The cheek of the Government, which, faced with the several ills of war in the Ukraine, the threat of Russian gas shortfalls, global warming, price hikes, shortages and the possibility of losing the next election (late in 2023), has put a tax on the earnings of the wealthiest companies and banks.

Not that they are happy, Bless ’em. We need to be lowering taxes say the PP, not raising them (and especially not on the wealthy). ‘If Ana Botín (Banco Santander) and Ignacio Sánchez Galán (Iberdrola) don’t like it, we must be doing the right thing’, says Pedro Sánchez with an eye on the less well-off voter.

After all, the five largest Spanish banks made a profit in the first half of 2022 of 10,295 million euros. So there’s some wriggle-room here.

It’s understandable that the CEOs concerned are indignant, including the fellow from the power company who is reported to earn each day what Pedro Sánchez is paid in a year.

It will never do.

When not portraying a modest impersonation of Robin Hood, the economies imposed by the Government to keep us from all going bust this coming winter include adjusting the air-con in public buildings, shops and bars to 27ºC and the heating to 19ºC, switching off the shop-window displays and the lighting of public monuments at 10.00pm and all doors to have an automatic closing system to stop waste: all this to run until November next year.

There will be fines of up to 100 million euros for those businesses who leave the window open with the air-con running (first-time offenders will probably get a discount).

Better still, says Pedro Sánchez, if and where possible, we should ditch our jackets and ties.
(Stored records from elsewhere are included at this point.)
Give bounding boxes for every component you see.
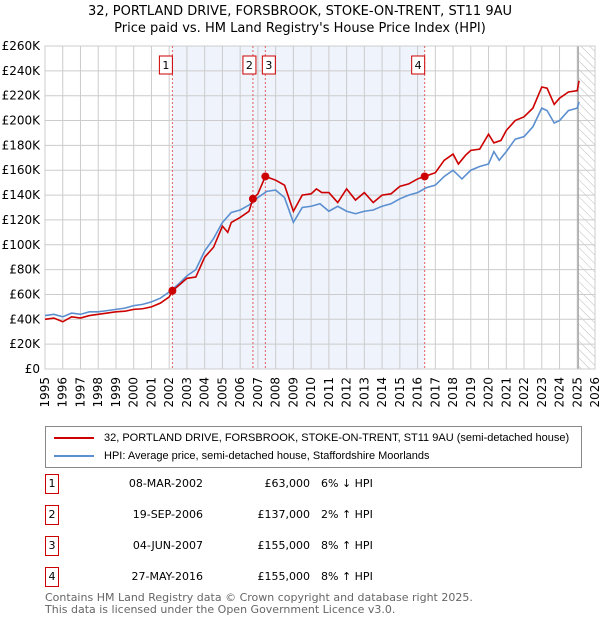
sale-hpi-diff: 8% ↑ HPI bbox=[321, 539, 373, 552]
x-tick-label: 2012 bbox=[340, 377, 354, 408]
sale-date: 19-SEP-2006 bbox=[132, 508, 203, 521]
legend: 32, PORTLAND DRIVE, FORSBROOK, STOKE-ON-… bbox=[45, 426, 582, 468]
sale-number: 2 bbox=[45, 505, 59, 525]
sale-number: 1 bbox=[45, 474, 59, 494]
x-tick-label: 2003 bbox=[180, 377, 194, 408]
footer-line-2: This data is licensed under the Open Gov… bbox=[45, 603, 396, 616]
chart-subtitle: Price paid vs. HM Land Registry's House … bbox=[114, 21, 486, 36]
plot-border bbox=[44, 45, 596, 370]
sale-hpi-diff: 6% ↓ HPI bbox=[321, 477, 373, 490]
x-tick-label: 2017 bbox=[428, 377, 442, 408]
sale-date: 04-JUN-2007 bbox=[132, 539, 203, 552]
sale-label-box bbox=[158, 55, 173, 75]
x-tick-label: 2019 bbox=[464, 377, 478, 408]
x-tick-label: 2010 bbox=[304, 377, 318, 408]
y-tick-label: £100K bbox=[2, 238, 42, 252]
x-tick-label: 2016 bbox=[411, 377, 425, 408]
y-tick-label: £200K bbox=[2, 114, 42, 128]
sale-label-number: 1 bbox=[162, 59, 169, 72]
x-tick-label: 2000 bbox=[127, 377, 141, 408]
y-tick-label: £220K bbox=[2, 89, 42, 103]
x-tick-label: 2011 bbox=[322, 377, 336, 408]
x-tick-label: 2007 bbox=[251, 377, 265, 408]
x-tick-label: 2009 bbox=[286, 377, 300, 408]
sale-hpi-diff: 8% ↑ HPI bbox=[321, 570, 373, 583]
sale-price: £155,000 bbox=[257, 570, 311, 583]
x-tick-label: 2025 bbox=[570, 377, 584, 408]
sale-point bbox=[248, 194, 257, 203]
footer: Contains HM Land Registry data © Crown c… bbox=[45, 592, 473, 616]
y-tick-label: £240K bbox=[2, 64, 42, 78]
x-tick-label: 1995 bbox=[38, 377, 52, 408]
legend-hpi-label: HPI: Average price, semi-detached house,… bbox=[104, 450, 430, 462]
y-tick-label: £180K bbox=[2, 138, 42, 152]
sale-date: 27-MAY-2016 bbox=[131, 570, 203, 583]
y-tick-label: £140K bbox=[2, 188, 42, 202]
price-chart: £0 £20K £40K £60K £80K £100K £120K £140K £160K £1… bbox=[2, 39, 600, 408]
y-tick-label: £160K bbox=[2, 163, 42, 177]
chart-title: 32, PORTLAND DRIVE, FORSBROOK, STOKE-ON-… bbox=[88, 4, 512, 19]
sale-hpi-diff: 2% ↑ HPI bbox=[321, 508, 373, 521]
y-tick-label: £40K bbox=[9, 312, 41, 326]
x-tick-label: 2018 bbox=[446, 377, 460, 408]
x-tick-label: 2005 bbox=[215, 377, 229, 408]
x-tick-label: 2014 bbox=[375, 377, 389, 408]
sale-label-box bbox=[242, 55, 257, 75]
sale-label-box bbox=[411, 55, 426, 75]
x-tick-label: 1997 bbox=[73, 377, 87, 408]
y-tick-label: £60K bbox=[9, 287, 41, 301]
sale-row: 1 08-MAR-2002 £63,000 6% ↓ HPI bbox=[45, 474, 545, 494]
legend-blue-line bbox=[54, 455, 94, 457]
shaded-region bbox=[172, 46, 425, 369]
sale-row: 4 27-MAY-2016 £155,000 8% ↑ HPI bbox=[45, 567, 545, 587]
sale-price: £155,000 bbox=[257, 539, 311, 552]
x-tick-label: 2001 bbox=[144, 377, 158, 408]
sale-number: 4 bbox=[45, 567, 59, 587]
sale-label-number: 2 bbox=[246, 59, 253, 72]
y-tick-label: £260K bbox=[2, 39, 42, 53]
x-tick-label: 2015 bbox=[393, 377, 407, 408]
sale-label-box bbox=[261, 55, 276, 75]
x-tick-label: 2023 bbox=[535, 377, 549, 408]
forecast-hatch bbox=[579, 46, 595, 369]
sale-label-number: 4 bbox=[415, 59, 422, 72]
x-tick-label: 2002 bbox=[162, 377, 176, 408]
sale-label-number: 3 bbox=[265, 59, 272, 72]
sale-point bbox=[168, 286, 177, 295]
sale-date: 08-MAR-2002 bbox=[128, 477, 203, 490]
x-tick-label: 1996 bbox=[56, 377, 70, 408]
x-tick-label: 2024 bbox=[553, 377, 567, 408]
legend-property-label: 32, PORTLAND DRIVE, FORSBROOK, STOKE-ON-… bbox=[104, 432, 570, 444]
x-tick-label: 2004 bbox=[198, 377, 212, 408]
sale-row: 2 19-SEP-2006 £137,000 2% ↑ HPI bbox=[45, 505, 545, 525]
y-tick-label: £20K bbox=[9, 337, 41, 351]
x-tick-label: 2006 bbox=[233, 377, 247, 408]
sale-price: £63,000 bbox=[264, 477, 311, 490]
sale-number: 3 bbox=[45, 536, 59, 556]
hpi-series-line bbox=[44, 101, 580, 318]
x-tick-label: 2026 bbox=[588, 377, 600, 408]
sale-point bbox=[420, 172, 429, 181]
x-tick-label: 1998 bbox=[91, 377, 105, 408]
property-series-line bbox=[44, 80, 580, 323]
y-tick-label: £80K bbox=[9, 263, 41, 277]
sale-row: 3 04-JUN-2007 £155,000 8% ↑ HPI bbox=[45, 536, 545, 556]
legend-red-line bbox=[54, 437, 94, 439]
x-tick-label: 2022 bbox=[517, 377, 531, 408]
footer-line-1: Contains HM Land Registry data © Crown c… bbox=[45, 591, 473, 604]
y-tick-label: £120K bbox=[2, 213, 42, 227]
x-tick-label: 2020 bbox=[482, 377, 496, 408]
y-tick-label: £0 bbox=[25, 362, 40, 376]
x-tick-label: 2021 bbox=[499, 377, 513, 408]
x-tick-label: 2008 bbox=[269, 377, 283, 408]
sale-price: £137,000 bbox=[257, 508, 311, 521]
x-tick-label: 1999 bbox=[109, 377, 123, 408]
sale-point bbox=[261, 172, 270, 181]
x-tick-label: 2013 bbox=[357, 377, 371, 408]
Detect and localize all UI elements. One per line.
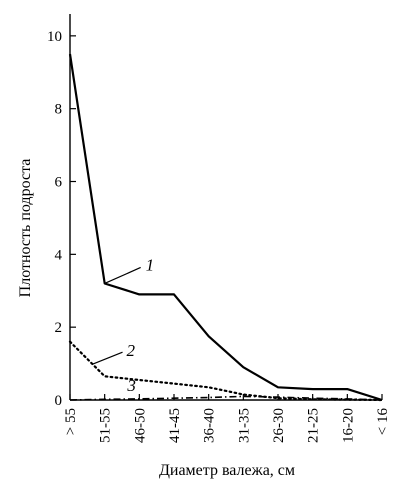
y-tick-label: 8 [55,102,63,118]
x-axis-ticks: > 55 51-55 46-50 41-45 36-40 31-35 26-30 21-25 1… [63,394,391,443]
x-tick-label: > 55 [63,408,79,435]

On this last point, I’m way ahead of him – having not worn a tie since my school-days – except for that one occasion in the Gibraltar registry office in the summer of 1986.

I imagine the next ‘economy’ will be the lowering of the top speed on the motorway, perhaps to 100kph (which will, mathematically speaking, lower the amount of fuel we use by 0.0000001%).

They may also want to control the temperatures of the fridges in the shops, and each iced-lolly will need to be sold with a cup and a small wooden spoon while the frozen peas will have a ‘best eaten today’ sticker.

I almost feel guilty about the small fan I bought in Brico Dépôt yesterday for 18€. But, you see, it’s very hot in our place.

Still, it’ll be better here than in Germany come the winter, where, thanks to the reduction of the Russian gas, they will all be having to take cold showers, poor dears…

Perhaps an energy shortage is a good thing, as it will give this poor Earth a small respite –enough to bring us safely through to the summer of 2023.